このように、土量管理を伴う広めの現場では、飛行時間そのものは比較的長くなりやすい一方で、設計次第で無駄も大きくなります。単発撮影の感覚で考えるのではなく、繰り返し計測に耐える運用を組めるかどうかが、実務上の成否を分けます。
飛行時間不足を防ぐ実務上の考え方
ここまで5つの現場例を見てきましたが、実務で本当に大切なのは、飛行時間が足りるかどうかを機体の仕様だけで判断しないことです。飛行時間不足を防ぐには、現場の条件に合わせて仕事を分解し、再飛行や無駄な待ち時間を減らすことが重要です。
まず意識したいのは、現場を面積ではなく作業ブロックで考えることです。実務では、同じ広さでも平坦で撮りやすい区画と、障害物が多く撮りにくい区画が混在します。これをひとまとめにすると、飛行時間の見積もりが粗くなり、どこかで無理が出ます。あらかじめ区画を分け、各区画ごとに必要な飛行回数を想定しておくと、時間の読みがかなり正確になります。

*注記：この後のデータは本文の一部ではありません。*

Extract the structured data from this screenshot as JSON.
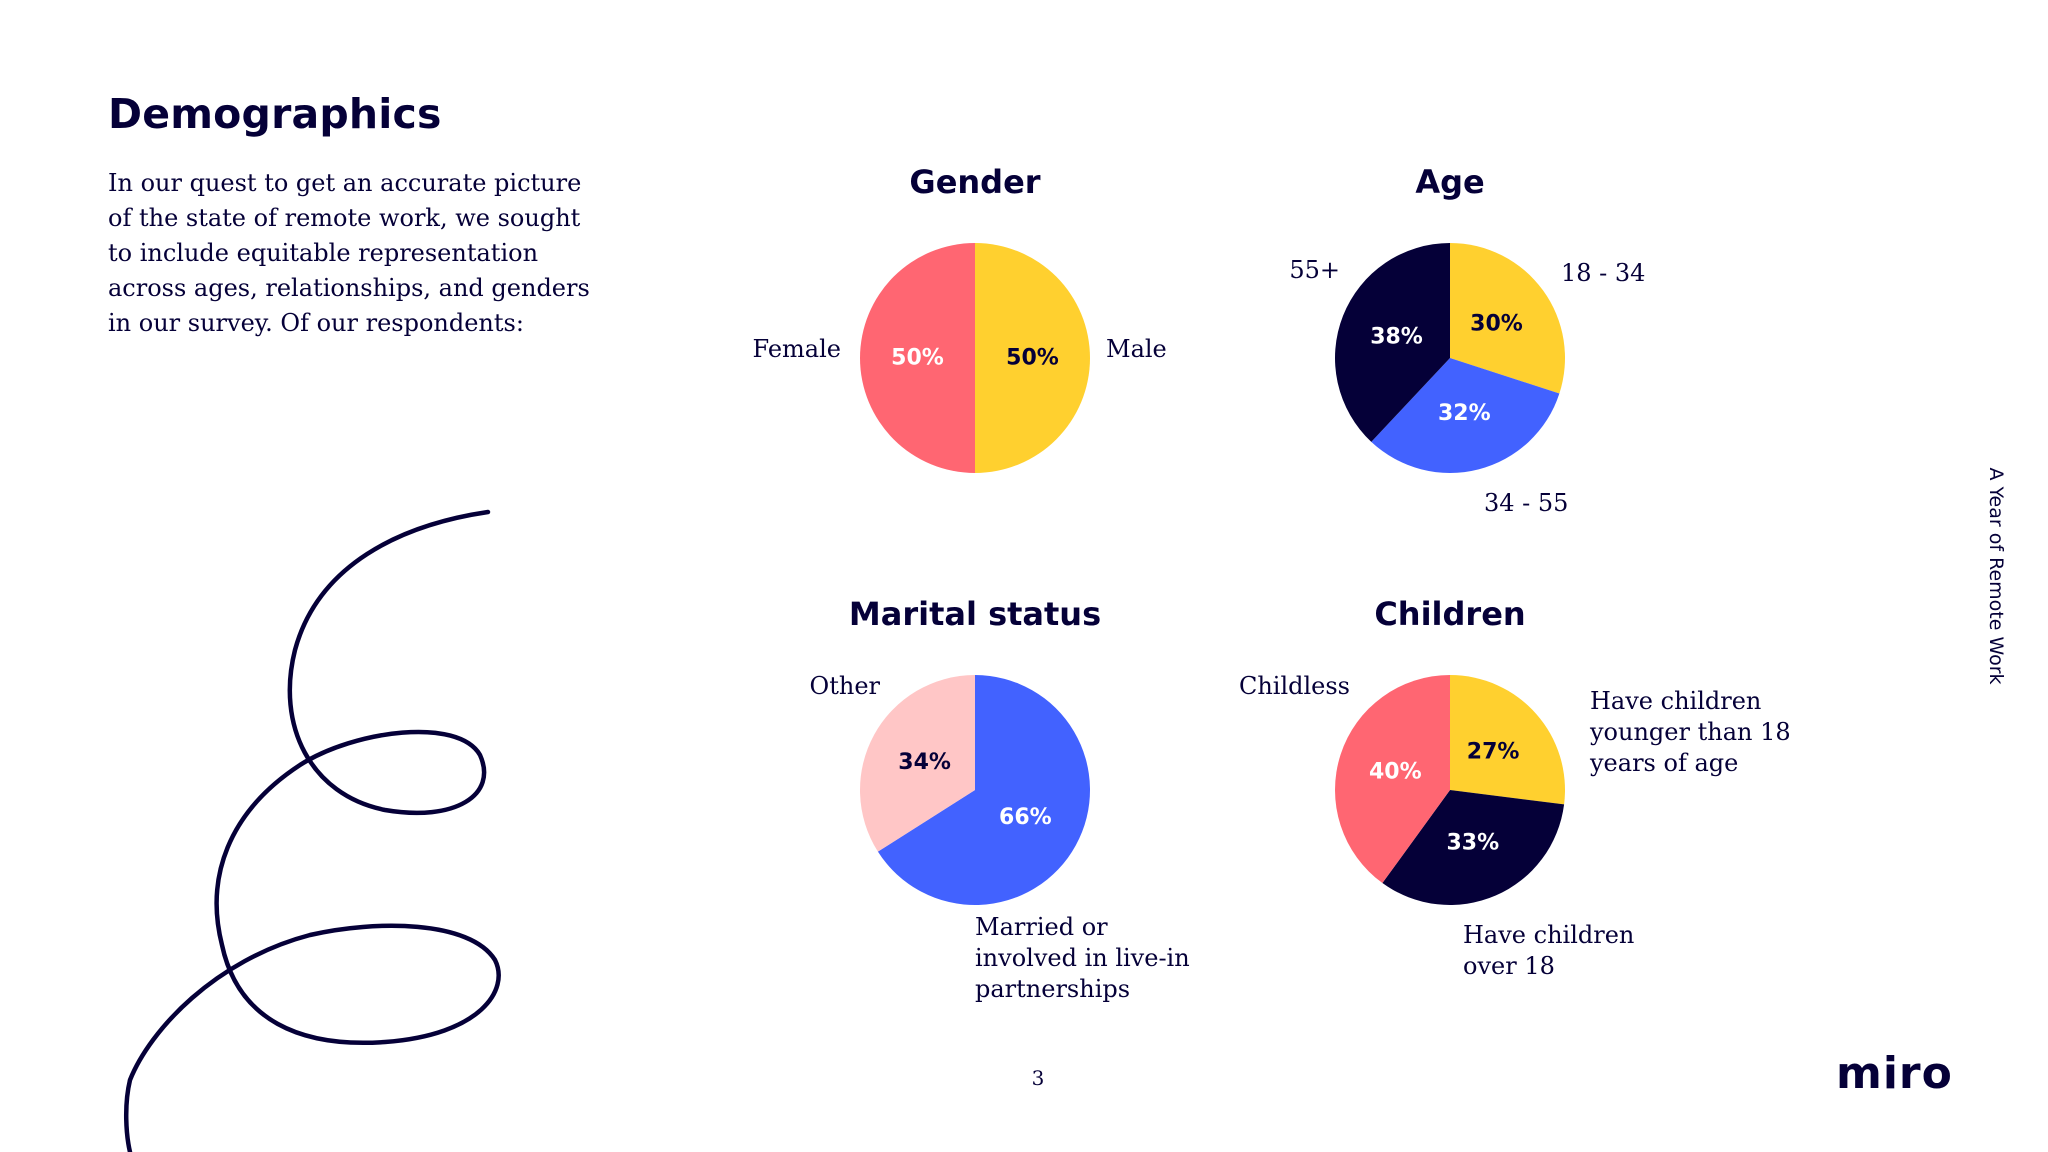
{
  "page": {
    "title": "Demographics",
    "intro": "In our quest to get an accurate picture of the state of remote work, we sought to include equitable representation across ages, relationships, and genders in our survey. Of our respondents:",
    "side_text": "A Year of Remote Work",
    "page_number": "3",
    "logo": "miro"
  },
  "chart_data": [
    {
      "type": "pie",
      "title": "Gender",
      "categories": [
        "Female",
        "Male"
      ],
      "values": [
        50,
        50
      ],
      "value_labels": [
        "50%",
        "50%"
      ],
      "colors": [
        "#FFD02F",
        "#FF6672"
      ],
      "label_colors": [
        "#050038",
        "#ffffff"
      ]
    },
    {
      "type": "pie",
      "title": "Age",
      "categories": [
        "18 - 34",
        "34 - 55",
        "55+"
      ],
      "values": [
        30,
        32,
        38
      ],
      "value_labels": [
        "30%",
        "32%",
        "38%"
      ],
      "colors": [
        "#FFD02F",
        "#4262FF",
        "#050038"
      ],
      "label_colors": [
        "#050038",
        "#ffffff",
        "#ffffff"
      ]
    },
    {
      "type": "pie",
      "title": "Marital status",
      "categories": [
        "Married or\ninvolved in live-in\npartnerships",
        "Other"
      ],
      "values": [
        66,
        34
      ],
      "value_labels": [
        "66%",
        "34%"
      ],
      "colors": [
        "#4262FF",
        "#FFC6C6"
      ],
      "label_colors": [
        "#ffffff",
        "#050038"
      ]
    },
    {
      "type": "pie",
      "title": "Children",
      "categories": [
        "Have children\nyounger than 18\nyears of age",
        "Have children\nover 18",
        "Childless"
      ],
      "values": [
        27,
        33,
        40
      ],
      "value_labels": [
        "27%",
        "33%",
        "40%"
      ],
      "colors": [
        "#FFD02F",
        "#050038",
        "#FF6672"
      ],
      "label_colors": [
        "#050038",
        "#ffffff",
        "#ffffff"
      ]
    }
  ]
}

次に重要なのは、想定飛行回数ぴったりで現場に入らないことです。測量では、風向きの変化、画角の取り直し、データ欠損の補完など、予定外の1回が必要になることがあります。最初の計画で2回飛ぶ想定なら、その2回をこなせるだけでは不十分です。安全に余裕をもって終えられるよう、追加の1回から2回を吸収できる体制で現場に入るほうが、結果的に判断が安定します。
さらに、撮って終わりにしないことも欠かせません。各フライトの後に、最低限のデータ確認をその場で行うだけで、後日の手戻りを大きく減らせます。飛行時間が足りないと感じる現場の多くは、実は純粋に飛行時間が不足しているのではなく、後から欠損や不足が見つかって再訪になっているケースです。現場で確認すべき点を絞っておくだけでも、全体効率は大きく変わります。
また、ドローン測量を上手く回している現場ほど、空から取るべき範囲と地上で補完すべき範囲を分けています。飛行時間に余裕を持たせたいなら、上空からの取得が得意な部分にドローンを集中させ、境界の確認や細部の補足、高さの検証などは地上から手早く押さえるほうが合理的です。すべてを飛行で解決しようとする発想は、一見効率的に見えて、実際には飛行回数を増やしやすくなります。
最後に、飛行時間の見積もりは、よい条件ではなく悪めの条件で組んでおくことが大切です。風が弱く、現場が空いていて、1回もやり直しがないという理想条件で段取りを組むと、少しのズレで全体が崩れます。逆に、多少の条件悪化や確認作業を織り込んだ計画であれば、現場は安定します。ドローン測量では、飛行時間を延ばすより、失敗しにくい運用をつくるほうが、実務成果につながりやすいのです。
まとめ
ドローン測量の飛行時間が足りるかどうかは、機体の表示上の数字だけでは判断できません。平坦な小規模現場なら1回の飛行で収まることもありますが、中規模の造成地、線状現場、高低差の大きい法面、土量管理を伴う広めの現場では、複数回飛行を前提に考えるほうが現実的です。特に実務では、飛行時間そのものよりも、必要な成果物を安全に取り切れるか、再飛行を減らせるか、地上作業とどう分担するかが重要になります。
つまり、ドローン測量で大切なのは「何分飛べる機体か」ではなく、「その現場に対して、何回で、どの範囲を、どの品質で押さえる設計ができるか」です。飛行時間に不安がある場合は、現場を細かく分けて見積もること、余裕のあるバッテリー計画にすること、撮影後の確認を現場で行うこと、この3つだけでも失敗は大きく減らせます。
そして、実務でさらに効率を高めるなら、空からの取得と地上での補完をうまく組み合わせる発想が有効です。ドローンで広く素早く全体を押さえつつ、細部や補足点、高さ確認を地上で確実に取れるようにしておくと、飛行時間に余裕が生まれ、成果物の安定性も上がります。たとえば、LRTKのようなiPhone装着型GNSS高精度測位デバイスを併用すれば、現場で必要な点を機動的に押さえやすくなり、ドローン測量の弱点を補いやすくなります。飛行時間だけで悩むのではなく、現場全体の測り方を最適化する視点で考えることが、実務では最も効果的です。